MNR following leads on fire bug

No charges have been laid yet in the two fires that were believed to be deliberately set April 1 in Dawson Township, north of Rainy River, but the Ministry of Natural Resources is saying it has a few leads.
“We are pursuing a few leads basically from our initial investigation on April 1,” said Howard Dupuis, sector response officer at the Fort Frances Fire Management Headquarters.
“We’ve ruled out every other possibility [but arson],” he added.
The fires were set along Highway 600. Calls were picked up by the regional duty officer between midnight and 2 a.m. last Wednesday.
Dupuis and the rest of the local department had to be called in around 5:30 a.m.
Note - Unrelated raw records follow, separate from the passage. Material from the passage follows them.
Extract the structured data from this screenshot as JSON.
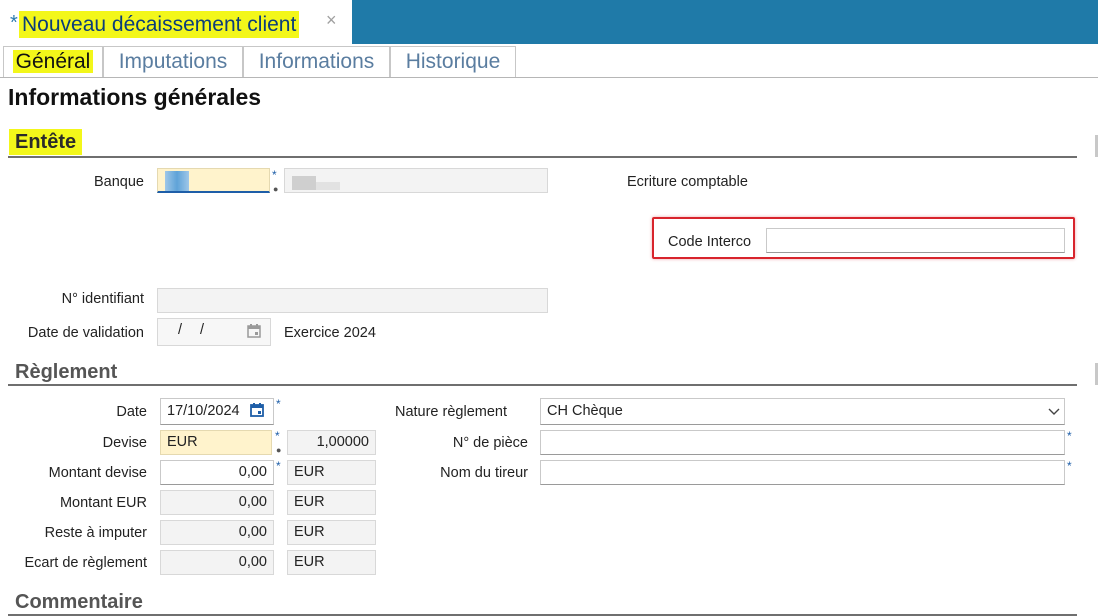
{
  "window": {
    "modified_marker": "*",
    "title": "Nouveau décaissement client",
    "close_glyph": "×"
  },
  "tabs": [
    {
      "label": "Général",
      "active": true
    },
    {
      "label": "Imputations",
      "active": false
    },
    {
      "label": "Informations",
      "active": false
    },
    {
      "label": "Historique",
      "active": false
    }
  ],
  "page_title": "Informations générales",
  "entete": {
    "heading": "Entête",
    "banque_label": "Banque",
    "ecriture_label": "Ecriture comptable",
    "code_interco_label": "Code Interco",
    "code_interco_value": "",
    "identifiant_label": "N° identifiant",
    "identifiant_value": "",
    "date_validation_label": "Date de validation",
    "date_validation_value": "/ /",
    "exercice_text": "Exercice 2024"
  },
  "reglement": {
    "heading": "Règlement",
    "date_label": "Date",
    "date_value": "17/10/2024",
    "devise_label": "Devise",
    "devise_value": "EUR",
    "taux_value": "1,00000",
    "montant_devise_label": "Montant devise",
    "montant_devise_value": "0,00",
    "montant_devise_currency": "EUR",
    "montant_eur_label": "Montant EUR",
    "montant_eur_value": "0,00",
    "montant_eur_currency": "EUR",
    "reste_label": "Reste à imputer",
    "reste_value": "0,00",
    "reste_currency": "EUR",
    "ecart_label": "Ecart de règlement",
    "ecart_value": "0,00",
    "ecart_currency": "EUR",
    "nature_label": "Nature règlement",
    "nature_value": "CH Chèque",
    "piece_label": "N° de pièce",
    "piece_value": "",
    "tireur_label": "Nom du tireur",
    "tireur_value": ""
  },
  "commentaire": {
    "heading": "Commentaire"
  },
  "required_marker": "*",
  "colors": {
    "accent": "#1f7aa8",
    "highlight": "#f3f71a",
    "focus_box": "#d8242c"
  }
}
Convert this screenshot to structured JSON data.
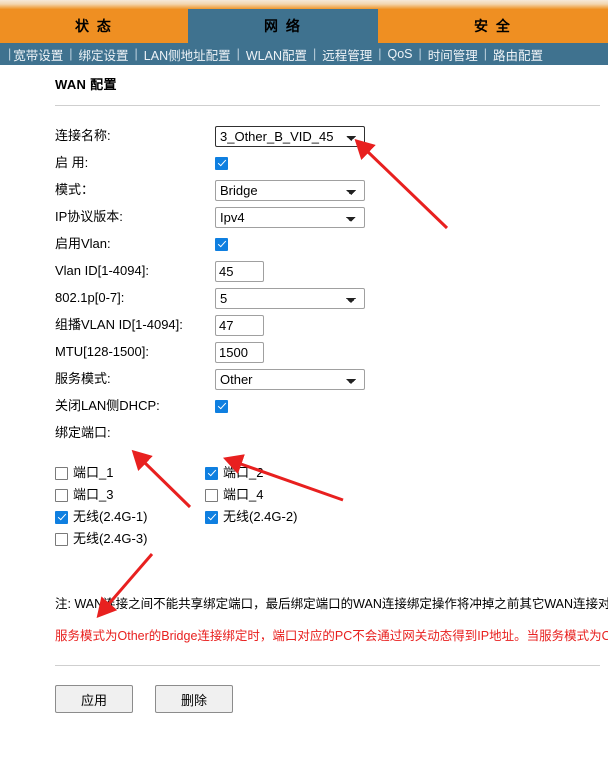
{
  "tabs": [
    {
      "id": "status",
      "label": "状 态",
      "active": false
    },
    {
      "id": "network",
      "label": "网 络",
      "active": true
    },
    {
      "id": "security",
      "label": "安 全",
      "active": false
    }
  ],
  "subnav": {
    "lead": "|",
    "separator": "|",
    "items": [
      {
        "id": "broadband",
        "label": "宽带设置"
      },
      {
        "id": "binding",
        "label": "绑定设置"
      },
      {
        "id": "lan-addr",
        "label": "LAN侧地址配置"
      },
      {
        "id": "wlan",
        "label": "WLAN配置"
      },
      {
        "id": "remote-mgmt",
        "label": "远程管理"
      },
      {
        "id": "qos",
        "label": "QoS"
      },
      {
        "id": "time-mgmt",
        "label": "时间管理"
      },
      {
        "id": "route",
        "label": "路由配置"
      }
    ]
  },
  "page": {
    "title": "WAN 配置"
  },
  "form": {
    "connection_name": {
      "label": "连接名称:",
      "value": "3_Other_B_VID_45",
      "options": [
        "3_Other_B_VID_45"
      ]
    },
    "enable": {
      "label": "启 用:",
      "checked": true
    },
    "mode": {
      "label": "模式：",
      "value": "Bridge",
      "options": [
        "Bridge"
      ]
    },
    "ip_version": {
      "label": "IP协议版本:",
      "value": "Ipv4",
      "options": [
        "Ipv4"
      ]
    },
    "enable_vlan": {
      "label": "启用Vlan:",
      "checked": true
    },
    "vlan_id": {
      "label": "Vlan ID[1-4094]:",
      "value": "45"
    },
    "p8021p": {
      "label": "802.1p[0-7]:",
      "value": "5",
      "options": [
        "5"
      ]
    },
    "multicast_vlan_id": {
      "label": "组播VLAN ID[1-4094]:",
      "value": "47"
    },
    "mtu": {
      "label": "MTU[128-1500]:",
      "value": "1500"
    },
    "service_mode": {
      "label": "服务模式:",
      "value": "Other",
      "options": [
        "Other"
      ]
    },
    "disable_lan_dhcp": {
      "label": "关闭LAN侧DHCP:",
      "checked": true
    },
    "bind_ports": {
      "label": "绑定端口:",
      "items": [
        {
          "id": "port1",
          "label": "端口_1",
          "checked": false
        },
        {
          "id": "port2",
          "label": "端口_2",
          "checked": true
        },
        {
          "id": "port3",
          "label": "端口_3",
          "checked": false
        },
        {
          "id": "port4",
          "label": "端口_4",
          "checked": false
        },
        {
          "id": "wlan24g1",
          "label": "无线(2.4G-1)",
          "checked": true
        },
        {
          "id": "wlan24g2",
          "label": "无线(2.4G-2)",
          "checked": true
        },
        {
          "id": "wlan24g3",
          "label": "无线(2.4G-3)",
          "checked": false
        }
      ]
    }
  },
  "notes": {
    "note_text": "注: WAN连接之间不能共享绑定端口，最后绑定端口的WAN连接绑定操作将冲掉之前其它WAN连接对该",
    "warning_text": "服务模式为Other的Bridge连接绑定时，端口对应的PC不会通过网关动态得到IP地址。当服务模式为Oth"
  },
  "buttons": {
    "apply": "应用",
    "delete": "删除"
  },
  "colors": {
    "tab_active_bg": "#3f728f",
    "tab_inactive_bg": "#ef8f22",
    "subnav_bg": "#3f728f",
    "warning_text": "#e8201f",
    "annotation_arrow": "#e8201f",
    "checkbox_checked": "#0f7fe0"
  }
}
He said at first it seemed like an “April Fool’s” joke since several centimeters of snow were on the ground in Fort Frances.
“But Rainy River hadn’t received any of the snow we did until later that day,” he remarked, noting the snow started to fall there around 11 a.m.
The Rainy River Fire Department first responded to the blazes, and were assisted by the OPP and a senior fire officer from the MNR in Fort Frances.
At daybreak, additional MNR personnel from here were brought in, as well as a bird-dog aircraft from the ministry’s fire management centre near Dryden.
While the ensuing snowfall knocked the fires down quite a bit, much of the damage already had been done.
Fort Frances Fire #5 burned north and south of Wilson Creek Road to a size of 700 ha while Fort Frances Fire #6 reached 160 ha, burning between Atwood-Worthington Road #1 and Government Road northeast of Rainy River.
“The fire on Wilson Creek Road had a flame front of about one mile to a mile-and-a-half,” Dupuis said. “It’s a heavy grassed area, swampland and peat. Good for burning when it’s dry.”
No one was hurt in the fires although one came close to five homes and disturbed a herd of 150 buffalo.